Thursday, September 28, 2017

One Block, Nine Maps: Are You Ready For the Map Festival?

Compass Rose from map of sewer system, 1890-1892?
A guest post written by Eileen O’Connell, Branch Manager of Special Collections.

To celebrate our rapidly approaching map festival, we thought it would be fun to trace the history of one city block using nine maps. To orient the contemporary view, take a look at the 2016 aerial map of the 500 block of 12th Street NW. The block is block number 24 of the Perea Addition, bounded by Lomas Boulevard on the north, 11th Street on the east, Fruit Avenue on the south, and 12th Street on the west. The number superimposed over the structures are address numbers.

The earliest map we have at Special Collections that clearly shows this block was published in 1889 and was compiled by the Real Estate Title Insurance Company of New Mexico. It labels the block as block 24 of the Albuquerque Town Site Co. Addition. Of the north-south streets visible in this photo, only Tijeras's name remains unchanged. Block 24 is bounded north and south by Otero and Harrison avenues, respectively.

The W.4 designation refers to the Fourth Ward, a political boundary for the voting and school district.

This map is one of a set of maps produced by H. D. Johnson and Edward A. Pearson that show the layout of Albuquerque's Sewer System. It is also a puzzle for the researcher. We estimate it was produced between 1890 and 1892. An April 18, 1891 article in the Albuquerque Weekly Citizen takes citizens to task for "indulging in adverse criticism" of the contractor tasked with building the system. Johnson is listed in the 1892 Albuquerque city director as an architect. The 1892 city directory also shows that the north-south street names are now New York Avenue and Fruit Avenue.

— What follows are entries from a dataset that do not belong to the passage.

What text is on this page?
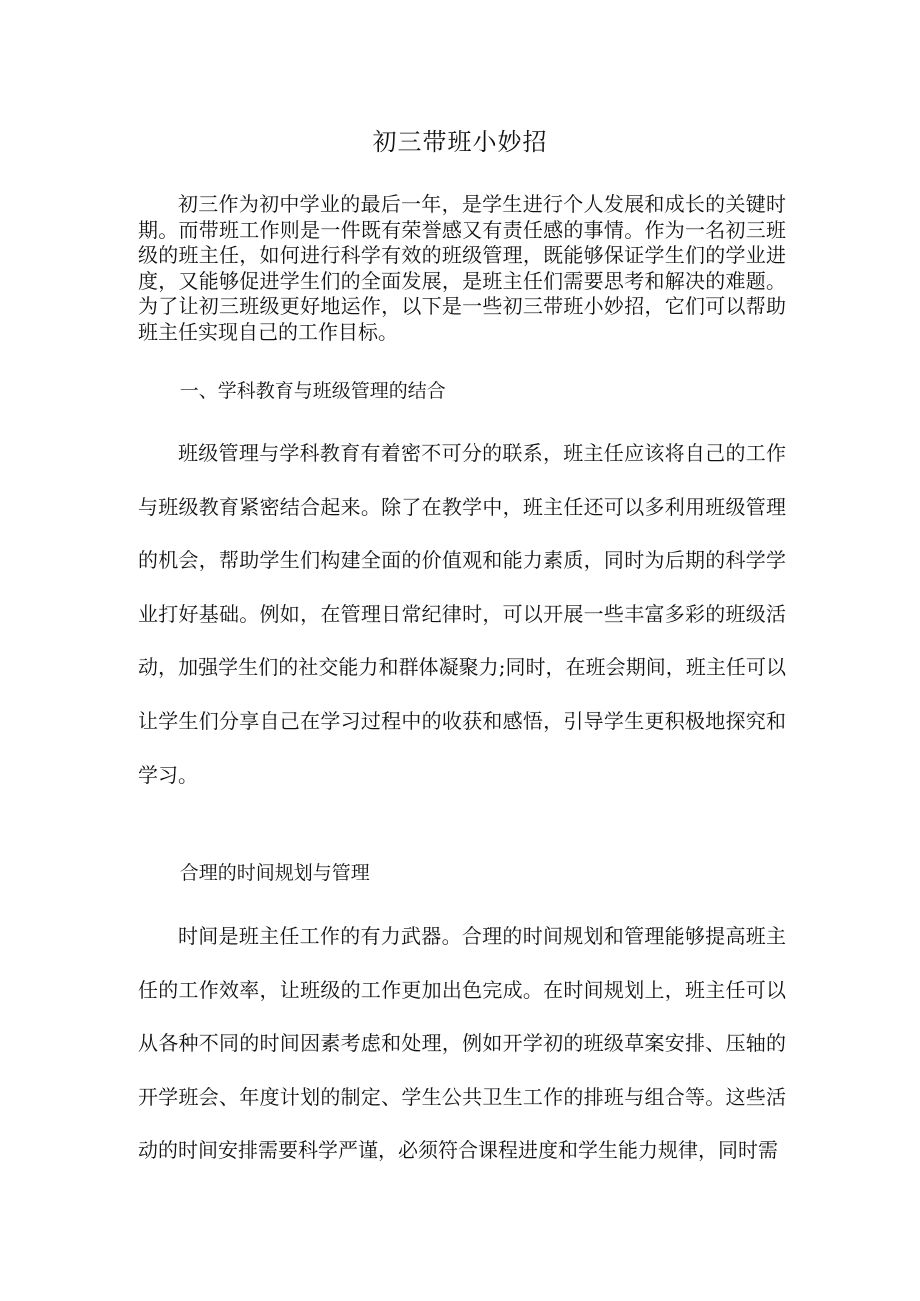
初三带班小妙招

初三作为初中学业的最后一年，是学生进行个人发展和成长的关键时期。而带班工作则是一件既有荣誉感又有责任感的事情。作为一名初三班级的班主任，如何进行科学有效的班级管理，既能够保证学生们的学业进度，又能够促进学生们的全面发展，是班主任们需要思考和解决的难题。为了让初三班级更好地运作，以下是一些初三带班小妙招，它们可以帮助班主任实现自己的工作目标。

一、学科教育与班级管理的结合

班级管理与学科教育有着密不可分的联系，班主任应该将自己的工作与班级教育紧密结合起来。除了在教学中，班主任还可以多利用班级管理的机会，帮助学生们构建全面的价值观和能力素质，同时为后期的科学学业打好基础。例如，在管理日常纪律时，可以开展一些丰富多彩的班级活动，加强学生们的社交能力和群体凝聚力;同时，在班会期间，班主任可以让学生们分享自己在学习过程中的收获和感悟，引导学生更积极地探究和学习。

合理的时间规划与管理

时间是班主任工作的有力武器。合理的时间规划和管理能够提高班主任的工作效率，让班级的工作更加出色完成。在时间规划上，班主任可以从各种不同的时间因素考虑和处理，例如开学初的班级草案安排、压轴的开学班会、年度计划的制定、学生公共卫生工作的排班与组合等。这些活动的时间安排需要科学严谨，必须符合课程进度和学生能力规律，同时需
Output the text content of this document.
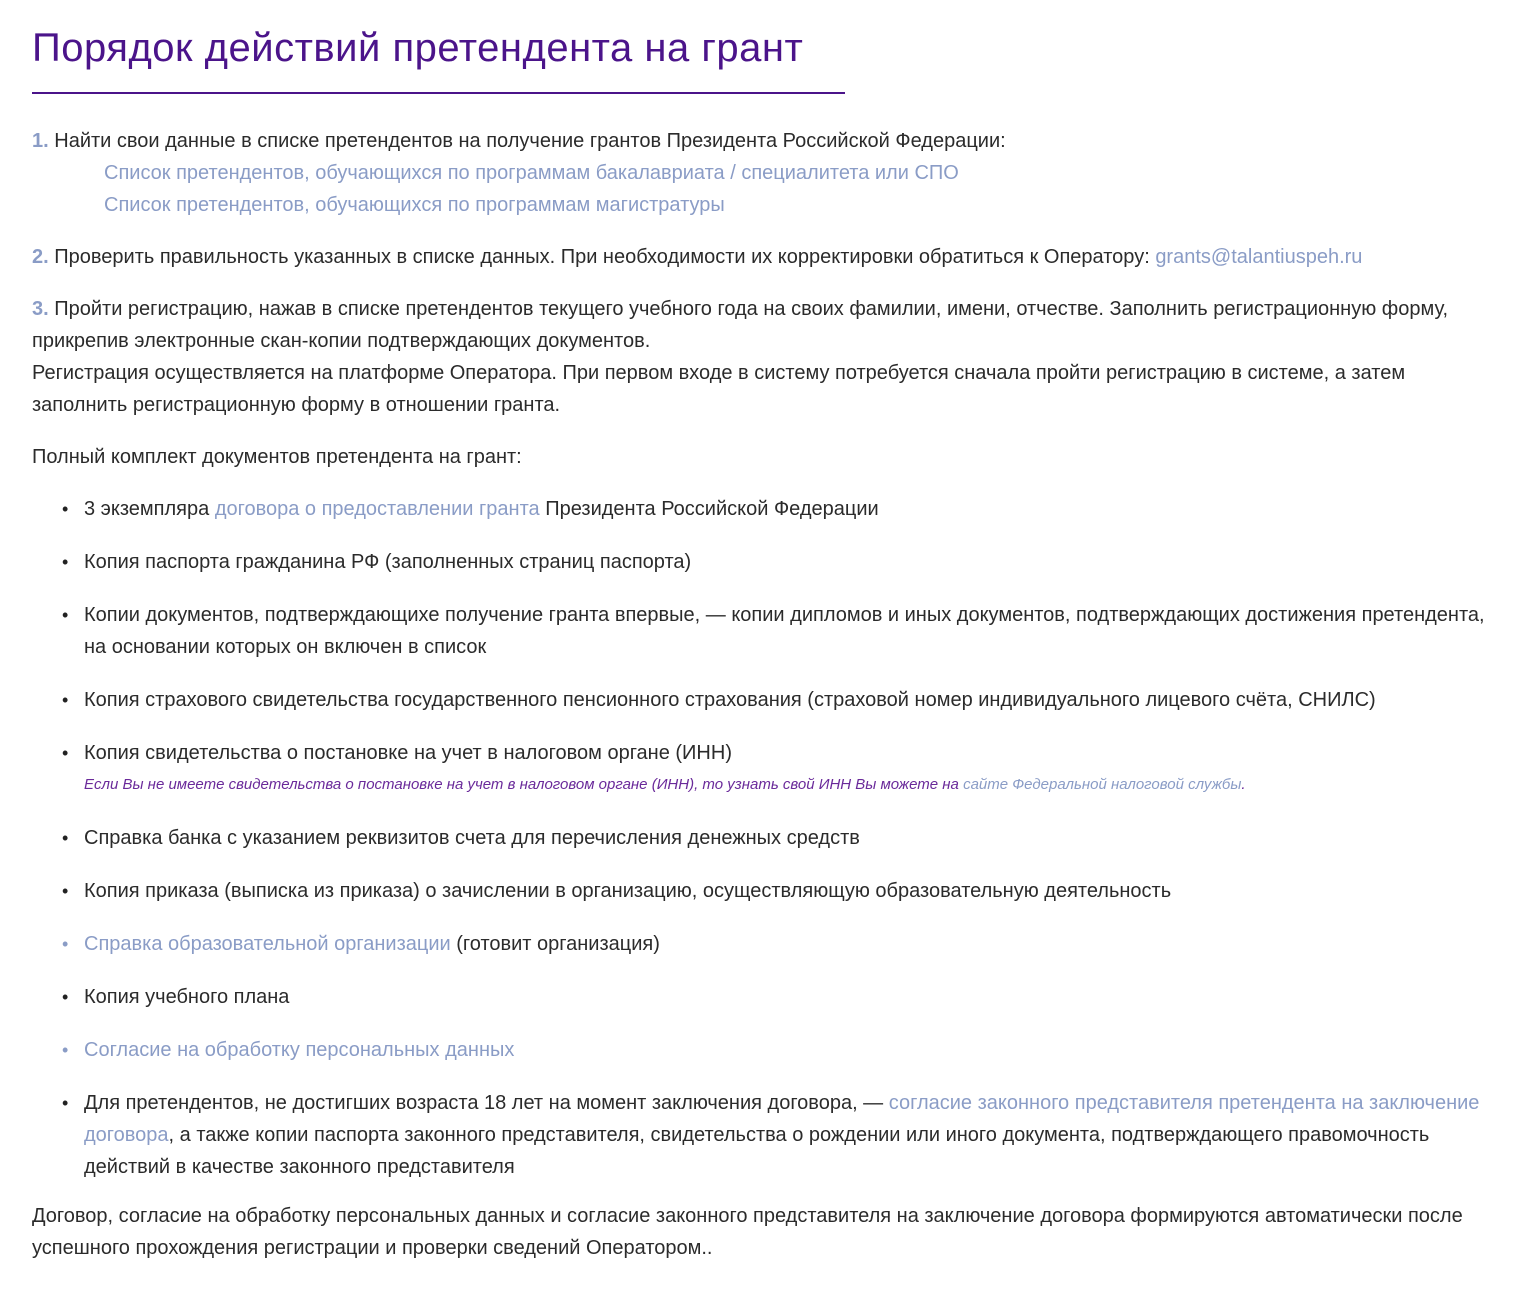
Порядок действий претендента на грант
1. Найти свои данные в списке претендентов на получение грантов Президента Российской Федерации:
Список претендентов, обучающихся по программам бакалавриата / специалитета или СПО
Список претендентов, обучающихся по программам магистратуры
2. Проверить правильность указанных в списке данных. При необходимости их корректировки обратиться к Оператору: grants@talantiuspeh.ru
3. Пройти регистрацию, нажав в списке претендентов текущего учебного года на своих фамилии, имени, отчестве. Заполнить регистрационную форму, прикрепив электронные скан-копии подтверждающих документов.
Регистрация осуществляется на платформе Оператора. При первом входе в систему потребуется сначала пройти регистрацию в системе, а затем заполнить регистрационную форму в отношении гранта.
Полный комплект документов претендента на грант:
• 3 экземпляра договора о предоставлении гранта Президента Российской Федерации
• Копия паспорта гражданина РФ (заполненных страниц паспорта)
• Копии документов, подтверждающихе получение гранта впервые, — копии дипломов и иных документов, подтверждающих достижения претендента, на основании которых он включен в список
• Копия страхового свидетельства государственного пенсионного страхования (страховой номер индивидуального лицевого счёта, СНИЛС)
• Копия свидетельства о постановке на учет в налоговом органе (ИНН)
Если Вы не имеете свидетельства о постановке на учет в налоговом органе (ИНН), то узнать свой ИНН Вы можете на сайте Федеральной налоговой службы.
• Справка банка с указанием реквизитов счета для перечисления денежных средств
• Копия приказа (выписка из приказа) о зачислении в организацию, осуществляющую образовательную деятельность
• Справка образовательной организации (готовит организация)
• Копия учебного плана
• Согласие на обработку персональных данных
• Для претендентов, не достигших возраста 18 лет на момент заключения договора, — согласие законного представителя претендента на заключение договора, а также копии паспорта законного представителя, свидетельства о рождении или иного документа, подтверждающего правомочность действий в качестве законного представителя
Договор, согласие на обработку персональных данных и согласие законного представителя на заключение договора формируются автоматически после успешного прохождения регистрации и проверки сведений Оператором..
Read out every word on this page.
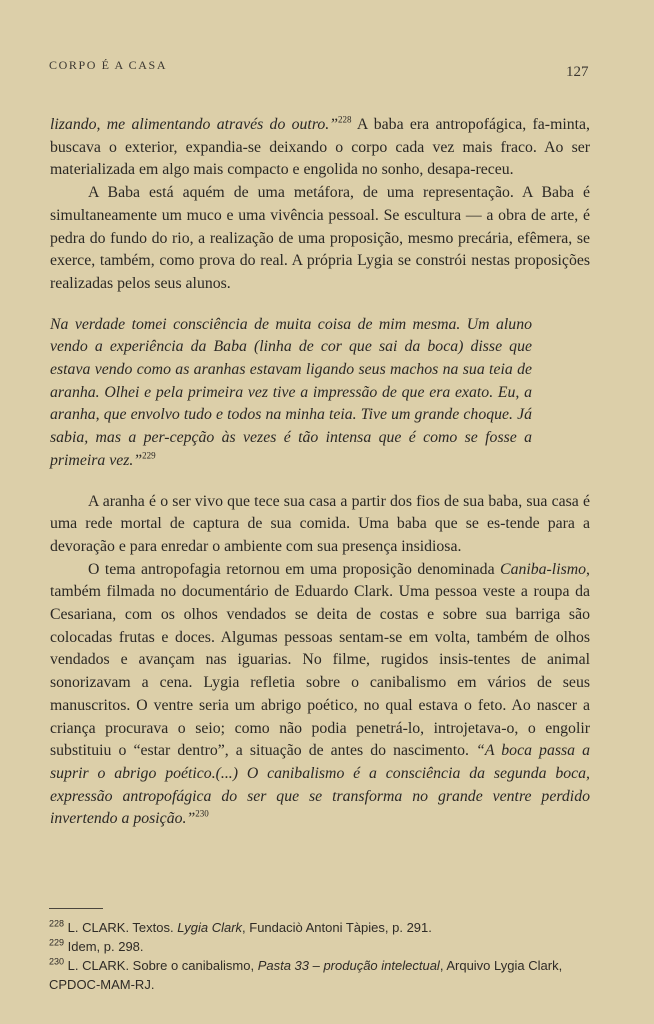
CORPO É A CASA	127

lizando, me alimentando através do outro.”$^{228}$ A baba era antropofágica, fa-minta, buscava o exterior, expandia-se deixando o corpo cada vez mais fraco. Ao ser materializada em algo mais compacto e engolida no sonho, desapa-receu.

A Baba está aquém de uma metáfora, de uma representação. A Baba é simultaneamente um muco e uma vivência pessoal. Se escultura — a obra de arte, é pedra do fundo do rio, a realização de uma proposição, mesmo precária, efêmera, se exerce, também, como prova do real. A própria Lygia se constrói nestas proposições realizadas pelos seus alunos.

Na verdade tomei consciência de muita coisa de mim mesma. Um aluno vendo a experiência da Baba (linha de cor que sai da boca) disse que estava vendo como as aranhas estavam ligando seus machos na sua teia de aranha. Olhei e pela primeira vez tive a impressão de que era exato. Eu, a aranha, que envolvo tudo e todos na minha teia. Tive um grande choque. Já sabia, mas a per-cepção às vezes é tão intensa que é como se fosse a primeira vez.”$^{229}$

A aranha é o ser vivo que tece sua casa a partir dos fios de sua baba, sua casa é uma rede mortal de captura de sua comida. Uma baba que se es-tende para a devoração e para enredar o ambiente com sua presença insidiosa.

O tema antropofagia retornou em uma proposição denominada Caniba-lismo, também filmada no documentário de Eduardo Clark. Uma pessoa veste a roupa da Cesariana, com os olhos vendados se deita de costas e sobre sua barriga são colocadas frutas e doces. Algumas pessoas sentam-se em volta, também de olhos vendados e avançam nas iguarias. No filme, rugidos insis-tentes de animal sonorizavam a cena. Lygia refletia sobre o canibalismo em vários de seus manuscritos. O ventre seria um abrigo poético, no qual estava o feto. Ao nascer a criança procurava o seio; como não podia penetrá-lo, introjetava-o, o engolir substituiu o “estar dentro”, a situação de antes do nascimento. “A boca passa a suprir o abrigo poético.(...) O canibalismo é a consciência da segunda boca, expressão antropofágica do ser que se transforma no grande ventre perdido invertendo a posição.”$^{230}$

$^{228}$ L. CLARK. Textos. Lygia Clark, Fundaciò Antoni Tàpies, p. 291.
$^{229}$ Idem, p. 298.
$^{230}$ L. CLARK. Sobre o canibalismo, Pasta 33 – produção intelectual, Arquivo Lygia Clark, CPDOC-MAM-RJ.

Real estate records show that Block 24 of the Albuquerque Town Site Co. Addition became block 24 of the Perea addition in 1900. Although block 24 of the Perea Addition is shown on the index sheet for the 1908 Sanborn map, this map from the Sanborn Maps eResource is the first to show the block in detail. Thomas T. Skinner is listed in the 1913 city directory as a resident in the dwelling on lots 9 and 10; his occupation is listed as manager of the family's grocery store.

Digital Sanborn Map of Albuquerque, New Mexico, May 1913, Sheet 7

Although the 1920 map compiled by J.F. Brozo for the Albuquerque Title Guaranty Co. is more colorful, the 1920 sewer map is more interesting. The sewer map lists names of property owners to be assessed for sewer extensions and improvements. Amid the familiar Albuquerque names on block 24 and block 8 (due south) are Huning, Hebenstreit, Luna, Mann, and Simms. Running crossways along the west side of block 24 across lots 3-8 is the name Soo Hoo Pong. The exclusion laws severely limited Albuquerque's Chinese population, but brothers Soo Hoo Pong and Soo Hoo Nong and business partner Ah Kee were well known as proprietors and managers of the Los Angeles Restaurant at 217 West Central. The Records indicate that the brothers were real estate investors as well.

1920 Brozo Map

1920 Sewer Map

The 1924 and 1931 Sanborn Maps show rapid development on the west half of block 24 in the six year interval between map editions. The scale for both maps is 100 feet to 1 inch, "D' over the outline of a structure indicates "dwelling."



Although it doesn't label lots and blocks, the 1952 First National Bank map of Albuquerque still references the Perea Addition. It also shows the new name and new alignment for the former New York Avenue. Lomas Boulevard was the result of a street realignment that affected New York Avenue, Las Lomas, Campus Boulevard, and the Menaul Diagonal. The realignment was part of a larger traffic plan for Albuquerque which was accompanied by several street name changes and the shift to the quadrant system that divides Albuquerque NE, NW, SE, SW along the Central Avenue and Railroad Axes.